I am a happy person. I’m full of love and happiness. I welcome mornings with a smile and will to be alive. But that time came, the time when it’s so hard to get up in the morning. The time when it’s so hard to eat; to talk; and even to breathe. The time when I thought giving up is the only solution to all of this. The time when sadness, anger, confusion, and hopelessness ate me alive.
I personally didn’t think I can make it, but you did.
For the friend who stood by me when I can’t even stand on my own; who stood by me through the disaster; who never left me; who never let go of my hand, telling me that everything will be okay and this disaster will fade and will turn into rainbows and ponies.

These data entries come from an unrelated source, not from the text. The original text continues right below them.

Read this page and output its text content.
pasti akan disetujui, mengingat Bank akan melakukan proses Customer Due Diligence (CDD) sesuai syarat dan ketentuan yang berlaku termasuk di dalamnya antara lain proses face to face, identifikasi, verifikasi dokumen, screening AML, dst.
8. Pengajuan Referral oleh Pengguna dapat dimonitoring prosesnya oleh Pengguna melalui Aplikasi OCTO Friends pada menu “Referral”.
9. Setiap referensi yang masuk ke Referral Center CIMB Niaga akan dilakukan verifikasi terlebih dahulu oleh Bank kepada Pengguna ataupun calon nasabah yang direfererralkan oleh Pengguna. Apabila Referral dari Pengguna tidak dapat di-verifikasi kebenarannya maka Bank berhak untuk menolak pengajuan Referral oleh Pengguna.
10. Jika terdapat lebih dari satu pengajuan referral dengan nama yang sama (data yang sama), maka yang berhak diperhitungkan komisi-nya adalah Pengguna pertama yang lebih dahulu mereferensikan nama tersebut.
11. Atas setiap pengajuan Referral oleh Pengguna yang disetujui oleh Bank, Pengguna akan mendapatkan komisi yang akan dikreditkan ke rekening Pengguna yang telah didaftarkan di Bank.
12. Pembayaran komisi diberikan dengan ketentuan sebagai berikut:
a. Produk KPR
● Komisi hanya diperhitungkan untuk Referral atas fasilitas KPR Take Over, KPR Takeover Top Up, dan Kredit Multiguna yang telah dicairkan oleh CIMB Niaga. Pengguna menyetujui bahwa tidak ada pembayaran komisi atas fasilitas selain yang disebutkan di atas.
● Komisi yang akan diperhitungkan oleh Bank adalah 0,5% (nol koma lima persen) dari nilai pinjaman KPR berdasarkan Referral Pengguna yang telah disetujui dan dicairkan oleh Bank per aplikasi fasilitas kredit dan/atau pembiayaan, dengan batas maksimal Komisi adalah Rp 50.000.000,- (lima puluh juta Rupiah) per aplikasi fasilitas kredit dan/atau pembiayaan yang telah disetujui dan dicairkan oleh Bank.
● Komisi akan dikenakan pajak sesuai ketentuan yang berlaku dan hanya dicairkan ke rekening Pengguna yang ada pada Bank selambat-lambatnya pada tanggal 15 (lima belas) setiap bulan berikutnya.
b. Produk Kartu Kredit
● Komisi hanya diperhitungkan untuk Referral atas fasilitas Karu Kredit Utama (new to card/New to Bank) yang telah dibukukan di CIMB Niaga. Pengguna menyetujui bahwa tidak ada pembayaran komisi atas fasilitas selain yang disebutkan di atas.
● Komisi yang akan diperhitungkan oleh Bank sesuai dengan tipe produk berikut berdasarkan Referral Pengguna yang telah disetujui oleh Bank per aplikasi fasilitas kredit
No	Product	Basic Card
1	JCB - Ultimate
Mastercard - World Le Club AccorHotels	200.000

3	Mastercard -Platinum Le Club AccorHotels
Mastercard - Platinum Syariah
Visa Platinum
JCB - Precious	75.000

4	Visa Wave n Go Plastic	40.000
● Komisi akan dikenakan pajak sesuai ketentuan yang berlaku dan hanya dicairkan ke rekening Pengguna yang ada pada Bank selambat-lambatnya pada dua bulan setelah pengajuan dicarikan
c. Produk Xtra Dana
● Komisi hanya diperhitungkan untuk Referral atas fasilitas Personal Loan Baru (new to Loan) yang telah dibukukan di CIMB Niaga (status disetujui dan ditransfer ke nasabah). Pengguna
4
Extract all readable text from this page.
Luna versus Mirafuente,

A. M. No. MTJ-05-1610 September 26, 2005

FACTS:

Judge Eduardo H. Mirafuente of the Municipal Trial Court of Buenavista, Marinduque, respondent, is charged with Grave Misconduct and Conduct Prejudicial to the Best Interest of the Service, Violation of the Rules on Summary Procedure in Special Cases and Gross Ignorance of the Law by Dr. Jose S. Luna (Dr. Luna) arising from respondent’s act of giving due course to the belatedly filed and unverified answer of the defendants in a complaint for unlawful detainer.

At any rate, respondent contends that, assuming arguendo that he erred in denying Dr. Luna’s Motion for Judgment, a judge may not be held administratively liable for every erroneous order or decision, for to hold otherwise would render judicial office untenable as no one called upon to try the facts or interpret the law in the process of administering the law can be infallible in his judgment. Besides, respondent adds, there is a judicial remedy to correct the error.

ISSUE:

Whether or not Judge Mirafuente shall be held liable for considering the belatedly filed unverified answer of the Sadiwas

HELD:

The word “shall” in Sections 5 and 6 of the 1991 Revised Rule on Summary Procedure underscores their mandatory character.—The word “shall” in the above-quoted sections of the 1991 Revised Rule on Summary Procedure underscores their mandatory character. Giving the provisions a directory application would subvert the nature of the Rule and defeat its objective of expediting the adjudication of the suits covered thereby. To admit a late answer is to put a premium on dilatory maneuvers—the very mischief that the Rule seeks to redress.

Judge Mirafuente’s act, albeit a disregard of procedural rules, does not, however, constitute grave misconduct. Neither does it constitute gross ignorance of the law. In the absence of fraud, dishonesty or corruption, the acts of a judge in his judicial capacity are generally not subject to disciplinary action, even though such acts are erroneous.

For the friend who never judged me because of who I am and what I am going through; who accepted my flaws; who helped me embrace my own; who endured the times when my heart and mind ached, grieved, and tortured, and believed in me, that I can be healed and recovered.
For the friend who, when everything was falling apart for me, gave me hope; who gave me a place to live and air to breathe; who gave me the strength and will to live; who gave me faith that this world wasn’t a source of vexation and pain and everything will begin to change.
For the friend who never stopped telling me that this will all end - that it will take a while but it will all be worth it; who never gets tired of picking up the broken pieces of myself; who never gets so sick of joining me to sit in the dark and go through my paranoid mind; who never gave up on me, pushing me to make it through the storm eating me alive.
You made me smile when I thought I couldn’t. You embraced me with love and care. You spitted out words that made me strong. You made me believe that I can make it. You waited for me to heal. You saw me at my worst yet you never stopped. You never left.